Slowdown-infographic1 (1)

After a winter in Dubai replete with chilly rain and even snow, folk there suggest this “seems to affirm the UN’s admission in 2013 of a decline in temperature rises…. So what do the experts say?” Answer from Robert Matthews, visiting professor of science at Aston University, Birmingham, writing in the Emirates newspaper The National: It’s complicated:

From the strange, barely predictable temperature changes in the Pacific, known as El Nino, to random upheaval, global warming is not the only influence on the weather.
    And according to some, it may no longer be the threat it once was.
    The idea that global warming may be grinding to a halt has been around for a decade, and is based on data collected from thousands of weather stations around the world. When plotted against time, the temperature measurements produce a zig-zag pattern, with some years cooler and others warmer than before. The long-term direction is clear enough, however: upwards.
    But around 2007, some researchers began pointing out that the trend seemed to be breaking down.
    Initially, many dismissed the claim as simply part of a denialist agenda to discredit the concept of global warming. Yet, as the years rolled by and more data came in, it became harder to dismiss.
    In 2013, the United Nations’ Intergovernmental Panel on Climate Change (IPCC) agreed that a slowdown was under way. The data pointed to a warming rate from 1998 onwards that is barely half that of the previous half-century’s.
    And for reasons unknown, the slowdown had not been predicted by computer models of the climate.

There is a lot the climate models have not predicted. Indeed, they are the only place where catastrophic warming is actually seen.

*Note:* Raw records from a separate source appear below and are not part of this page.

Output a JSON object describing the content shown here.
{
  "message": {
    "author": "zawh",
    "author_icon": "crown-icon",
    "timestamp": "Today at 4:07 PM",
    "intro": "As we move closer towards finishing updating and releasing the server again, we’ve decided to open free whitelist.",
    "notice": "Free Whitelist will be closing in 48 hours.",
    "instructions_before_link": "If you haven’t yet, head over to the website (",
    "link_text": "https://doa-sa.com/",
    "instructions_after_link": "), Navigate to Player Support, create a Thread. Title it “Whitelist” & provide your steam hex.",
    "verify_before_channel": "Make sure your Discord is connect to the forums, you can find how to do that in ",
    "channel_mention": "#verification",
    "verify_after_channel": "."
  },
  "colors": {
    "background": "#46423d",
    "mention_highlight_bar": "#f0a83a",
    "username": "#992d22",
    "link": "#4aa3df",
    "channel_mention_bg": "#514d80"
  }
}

Yet for years, even as  their models were predicting outrageous warming, they had to be so severely adjusted to fit existing temperature records it rendered them all but unserviceable.  Last month we told the story now revealed of how, in an effort to remove the slowdown, scientists at NOAA reversed the process: adjusting the data to fit their models.

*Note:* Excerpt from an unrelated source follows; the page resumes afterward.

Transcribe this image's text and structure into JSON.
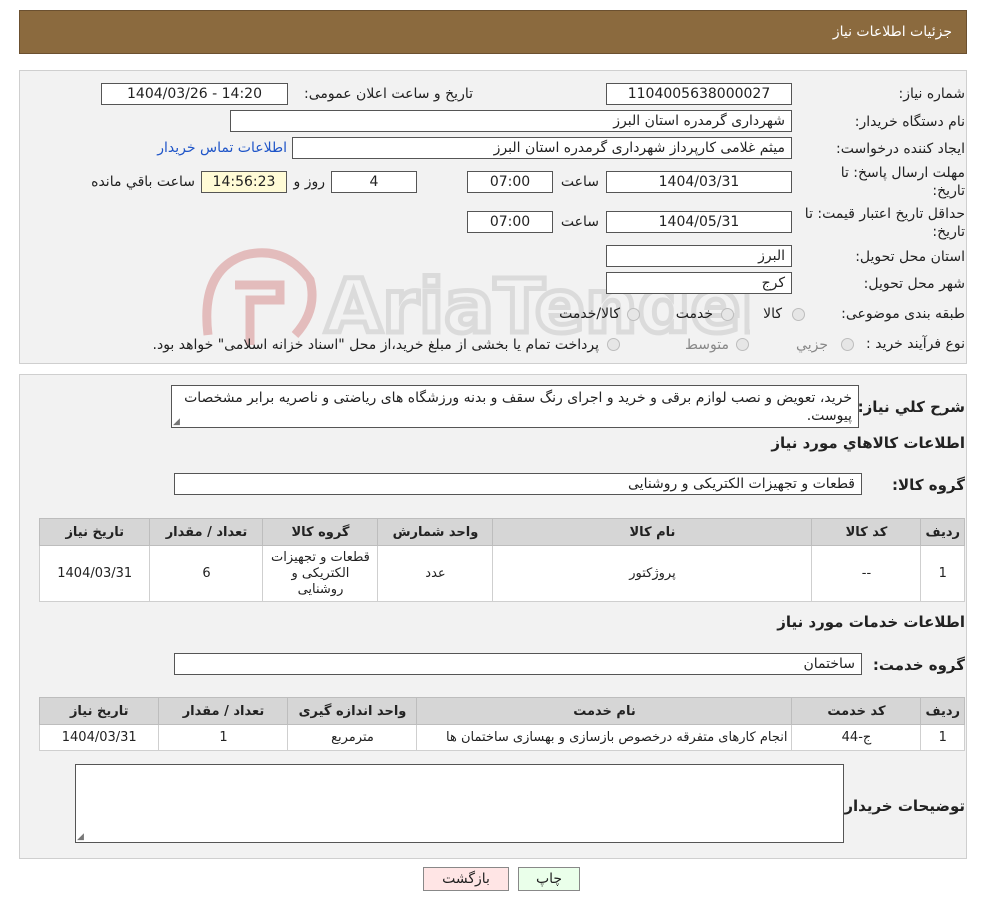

Matthews recounts the story, concluding “the continuing debate does highlight the limitations of science as a means of checking ‘alternative facts.’ Those involved in research know that the scientific process is shockingly simple to subvert – inadvertently or otherwise.”

… The argument over the strength of global warming shows how difficult climate research really is.

In short, it’s not what you’d really call :”settled science.”

[Pic: Global Warming Policy Forum]

1 comment:

Anonymous said...

The term 'computer models' allows those at the trough of alarmist funding to speak a thousand lies.